Déboute le ou les demandeurs de l'ensemble de leurs demandes

Synthèse de la décision

Question juridique

Le syndicat des copropriétaires, considéré comme non-professionnel, peut-il résilier sans indemnité un contrat de maintenance d'ascenseur tacitement reconduit, faute d'information préalable du prestataire sur la date limite de non-reconduction ?

Principe retenu

Le syndicat des copropriétaires est un non-professionnel au sens de l'article L. 215-1 du code de la consommation. Le prestataire doit l'informer par écrit, dans un délai de 3 mois à 1 mois avant le terme, de la possibilité de ne pas reconduire le contrat. À défaut, le consommateur peut résilier gratuitement à tout moment après la reconduction.

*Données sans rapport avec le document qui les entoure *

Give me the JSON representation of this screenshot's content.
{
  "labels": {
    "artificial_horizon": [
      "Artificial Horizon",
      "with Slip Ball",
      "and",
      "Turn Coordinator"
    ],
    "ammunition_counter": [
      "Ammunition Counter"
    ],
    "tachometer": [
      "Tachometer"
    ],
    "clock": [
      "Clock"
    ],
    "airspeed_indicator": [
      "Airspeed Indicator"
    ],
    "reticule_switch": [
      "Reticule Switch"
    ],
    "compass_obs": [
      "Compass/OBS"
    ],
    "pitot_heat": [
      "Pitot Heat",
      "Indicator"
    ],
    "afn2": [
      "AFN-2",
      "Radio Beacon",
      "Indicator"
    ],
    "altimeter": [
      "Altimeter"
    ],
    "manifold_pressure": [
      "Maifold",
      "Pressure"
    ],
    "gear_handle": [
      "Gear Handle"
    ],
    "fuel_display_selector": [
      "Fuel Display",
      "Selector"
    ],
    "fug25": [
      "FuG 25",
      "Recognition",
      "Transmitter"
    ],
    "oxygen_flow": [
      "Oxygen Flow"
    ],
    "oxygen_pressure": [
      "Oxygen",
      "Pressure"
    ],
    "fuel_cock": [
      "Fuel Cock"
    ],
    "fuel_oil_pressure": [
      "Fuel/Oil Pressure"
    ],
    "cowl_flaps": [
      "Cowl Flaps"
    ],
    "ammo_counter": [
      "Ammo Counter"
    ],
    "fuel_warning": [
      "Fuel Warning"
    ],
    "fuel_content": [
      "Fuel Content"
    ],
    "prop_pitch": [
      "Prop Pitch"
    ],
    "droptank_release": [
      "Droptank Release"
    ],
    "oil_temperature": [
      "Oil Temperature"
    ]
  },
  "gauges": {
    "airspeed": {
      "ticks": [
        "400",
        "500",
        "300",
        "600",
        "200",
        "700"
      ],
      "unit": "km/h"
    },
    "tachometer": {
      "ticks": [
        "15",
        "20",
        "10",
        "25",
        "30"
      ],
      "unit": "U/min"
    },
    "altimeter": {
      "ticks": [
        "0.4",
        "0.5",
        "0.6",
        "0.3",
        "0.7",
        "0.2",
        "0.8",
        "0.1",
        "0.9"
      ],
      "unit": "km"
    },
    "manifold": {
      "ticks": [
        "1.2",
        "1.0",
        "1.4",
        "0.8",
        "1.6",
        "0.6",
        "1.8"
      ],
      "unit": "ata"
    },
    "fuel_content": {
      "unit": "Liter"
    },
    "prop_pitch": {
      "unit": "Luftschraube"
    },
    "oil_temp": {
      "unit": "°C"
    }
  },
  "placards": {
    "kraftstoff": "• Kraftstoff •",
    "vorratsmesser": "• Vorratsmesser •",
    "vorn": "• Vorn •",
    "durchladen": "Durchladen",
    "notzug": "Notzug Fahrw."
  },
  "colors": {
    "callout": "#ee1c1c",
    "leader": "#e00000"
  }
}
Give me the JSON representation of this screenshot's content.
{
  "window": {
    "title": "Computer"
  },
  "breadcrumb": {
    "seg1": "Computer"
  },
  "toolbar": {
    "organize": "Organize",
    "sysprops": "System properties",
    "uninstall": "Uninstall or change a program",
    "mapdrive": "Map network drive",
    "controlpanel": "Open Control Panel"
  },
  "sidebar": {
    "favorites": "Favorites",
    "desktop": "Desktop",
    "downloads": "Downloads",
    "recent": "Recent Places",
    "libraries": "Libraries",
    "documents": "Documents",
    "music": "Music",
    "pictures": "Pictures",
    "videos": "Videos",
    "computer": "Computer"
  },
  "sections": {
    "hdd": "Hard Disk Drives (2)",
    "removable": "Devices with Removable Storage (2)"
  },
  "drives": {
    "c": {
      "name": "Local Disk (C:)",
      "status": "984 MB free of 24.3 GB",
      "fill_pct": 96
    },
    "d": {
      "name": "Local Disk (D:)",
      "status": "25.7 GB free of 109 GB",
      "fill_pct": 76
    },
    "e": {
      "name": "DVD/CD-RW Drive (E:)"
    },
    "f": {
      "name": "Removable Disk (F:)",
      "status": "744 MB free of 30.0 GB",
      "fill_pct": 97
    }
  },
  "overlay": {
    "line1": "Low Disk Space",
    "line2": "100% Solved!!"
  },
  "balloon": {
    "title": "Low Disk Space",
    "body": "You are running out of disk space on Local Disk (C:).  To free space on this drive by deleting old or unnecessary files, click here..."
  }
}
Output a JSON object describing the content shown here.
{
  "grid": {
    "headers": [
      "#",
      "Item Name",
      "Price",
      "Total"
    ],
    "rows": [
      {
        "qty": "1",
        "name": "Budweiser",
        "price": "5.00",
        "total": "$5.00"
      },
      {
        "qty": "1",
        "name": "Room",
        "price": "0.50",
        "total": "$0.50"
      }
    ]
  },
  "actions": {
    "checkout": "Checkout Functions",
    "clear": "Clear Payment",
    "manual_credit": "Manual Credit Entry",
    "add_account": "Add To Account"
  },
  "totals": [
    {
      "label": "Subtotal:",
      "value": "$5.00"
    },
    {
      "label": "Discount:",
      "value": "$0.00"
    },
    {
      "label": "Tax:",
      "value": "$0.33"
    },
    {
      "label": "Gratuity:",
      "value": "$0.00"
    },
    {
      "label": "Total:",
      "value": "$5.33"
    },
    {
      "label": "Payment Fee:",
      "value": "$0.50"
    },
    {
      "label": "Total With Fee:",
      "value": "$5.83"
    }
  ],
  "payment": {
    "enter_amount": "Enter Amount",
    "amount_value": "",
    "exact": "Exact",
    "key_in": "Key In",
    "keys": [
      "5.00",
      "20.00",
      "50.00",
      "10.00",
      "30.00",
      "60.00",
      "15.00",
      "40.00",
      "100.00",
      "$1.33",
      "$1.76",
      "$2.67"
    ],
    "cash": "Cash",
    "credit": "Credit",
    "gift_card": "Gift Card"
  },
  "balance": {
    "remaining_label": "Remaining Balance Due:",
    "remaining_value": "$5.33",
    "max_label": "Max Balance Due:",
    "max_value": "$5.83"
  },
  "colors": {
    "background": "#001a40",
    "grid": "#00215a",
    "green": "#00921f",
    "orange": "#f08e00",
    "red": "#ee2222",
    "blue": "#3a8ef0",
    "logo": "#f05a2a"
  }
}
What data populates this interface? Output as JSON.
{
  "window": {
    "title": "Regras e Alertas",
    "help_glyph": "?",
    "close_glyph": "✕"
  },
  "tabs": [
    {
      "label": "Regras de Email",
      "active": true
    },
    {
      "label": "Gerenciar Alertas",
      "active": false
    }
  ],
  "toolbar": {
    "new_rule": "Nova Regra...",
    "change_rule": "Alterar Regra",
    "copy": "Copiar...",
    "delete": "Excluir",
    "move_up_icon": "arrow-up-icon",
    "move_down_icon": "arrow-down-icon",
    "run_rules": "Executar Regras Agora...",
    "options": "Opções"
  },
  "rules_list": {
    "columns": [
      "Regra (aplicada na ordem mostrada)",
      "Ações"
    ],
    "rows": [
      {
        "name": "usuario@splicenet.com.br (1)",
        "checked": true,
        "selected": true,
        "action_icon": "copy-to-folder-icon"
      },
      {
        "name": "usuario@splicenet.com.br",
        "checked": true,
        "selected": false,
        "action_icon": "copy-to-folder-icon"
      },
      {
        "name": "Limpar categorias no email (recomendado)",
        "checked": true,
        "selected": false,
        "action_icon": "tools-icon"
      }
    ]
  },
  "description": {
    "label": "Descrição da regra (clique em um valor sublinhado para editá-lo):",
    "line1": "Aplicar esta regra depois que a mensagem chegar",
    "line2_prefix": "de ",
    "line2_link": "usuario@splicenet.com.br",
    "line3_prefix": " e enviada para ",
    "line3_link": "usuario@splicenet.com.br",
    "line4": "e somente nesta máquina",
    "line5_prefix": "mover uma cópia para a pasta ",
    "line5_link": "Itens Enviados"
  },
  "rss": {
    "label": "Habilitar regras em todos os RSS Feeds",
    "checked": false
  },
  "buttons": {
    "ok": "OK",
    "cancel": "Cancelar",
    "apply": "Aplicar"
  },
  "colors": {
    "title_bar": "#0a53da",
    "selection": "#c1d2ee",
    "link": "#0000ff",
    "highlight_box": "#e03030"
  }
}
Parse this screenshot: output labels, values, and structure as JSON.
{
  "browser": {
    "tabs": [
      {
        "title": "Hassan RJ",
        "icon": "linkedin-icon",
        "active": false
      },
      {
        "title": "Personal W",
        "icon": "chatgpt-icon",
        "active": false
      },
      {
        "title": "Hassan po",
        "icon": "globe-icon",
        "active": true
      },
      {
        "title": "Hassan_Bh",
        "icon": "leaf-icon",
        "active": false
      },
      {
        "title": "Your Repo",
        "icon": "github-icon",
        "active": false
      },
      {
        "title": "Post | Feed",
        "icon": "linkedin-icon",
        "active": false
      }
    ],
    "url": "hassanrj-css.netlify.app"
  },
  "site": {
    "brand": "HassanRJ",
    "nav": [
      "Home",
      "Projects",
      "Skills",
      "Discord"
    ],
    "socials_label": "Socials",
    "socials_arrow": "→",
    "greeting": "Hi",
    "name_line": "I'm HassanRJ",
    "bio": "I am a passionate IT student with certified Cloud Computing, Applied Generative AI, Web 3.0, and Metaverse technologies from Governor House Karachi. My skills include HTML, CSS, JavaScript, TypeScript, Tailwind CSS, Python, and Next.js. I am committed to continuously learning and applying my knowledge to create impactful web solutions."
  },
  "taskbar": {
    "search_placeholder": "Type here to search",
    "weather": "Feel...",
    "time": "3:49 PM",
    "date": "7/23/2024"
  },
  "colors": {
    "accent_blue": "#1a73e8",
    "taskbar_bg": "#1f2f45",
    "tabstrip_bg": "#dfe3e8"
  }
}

En l'espèce, l'information donnée par email avec pièce jointe n'est pas conforme aux exigences légales (lettre nominative ou courrier électronique dédié, encadré apparent).

Faits clés

  • Contrat de maintenance d'ascenseurs conclu le 11 décembre 2015 pour 3 ans, renouvelable par tacite reconduction pour 2 ans.
  • Le syndicat des copropriétaires a résilié le contrat par courrier du 4 octobre 2024, avec effet au 31 décembre 2024.
  • La société OTIS a envoyé un email le 20 mai 2024 au syndic, avec une pièce jointe intitulée 'OTIS Information Relative Echéance'.
  • Le contrat prévoyait une indemnité de résiliation de 80% du montant restant dû en cas de résiliation anticipée.
  • Le syndicat des copropriétaires n'a pas constitué avocat et est défaillant.

Articles cités

article 1103 du code civil article 1104 du code civil article L215-1 du code de la consommation article L215-3 du code de la consommation article 472 du code de procédure civile article 455 du code de procédure civile

Exposé du litige

EXPOSE DU LITIGE Suivant contrat à durée determinée en date du 11 décembre 2015, le syndicat des copropriétaires de l’immeuble [Adresse 2] [Adresse 3] a confié à la SCS OTIS la maintenance des ascenseurs de la copropriété. Le syndicat des copropriétaires a adressé le 4 octobre 2024 à la SCS OTIS un courrier de résiliation du contrat à effet du 31 décembre 2024. La SCS OTIS, considérant cette décision comme une résiliation anticipée du contrat tacitement reconduit, a fait assigner le syndicat des copropriétaires de l’immeuble [Adresse 5], par acte de commissaire de justice signifié à personne le 1er septembre 2025 devant le tribunal judiciaire de Versailles aux fins de voir prononcer la condamnation du syndicat des copropriétaires à lui payer la somme de 30.787,68 euros HT à titre d’indemnité de résiliation avec intérêts au taux légal à compter de l’assignation, la somme de 3.000 euros au titre de l’article 700 du code de procédure civile, outre les dépens. Le syndicat des copropriétaires, régulièrement assigné, n'a pas constitué avocat. Le présent jugement sera en conséquence réputé contradictoire. Le tribunal renvoie, conformément aux dispositions de l’article 455 du code de procédure civile, à l’assignation, pour l’exposé détaillé des moyens et prétentions du demandeur. La clôture a été prononcée le 19 janvier 2026. L’affaire a été fixée à l'audience du 14 avril 2026 et mise en délibéré au 19 juin 2026 par mise à disposition au greffe.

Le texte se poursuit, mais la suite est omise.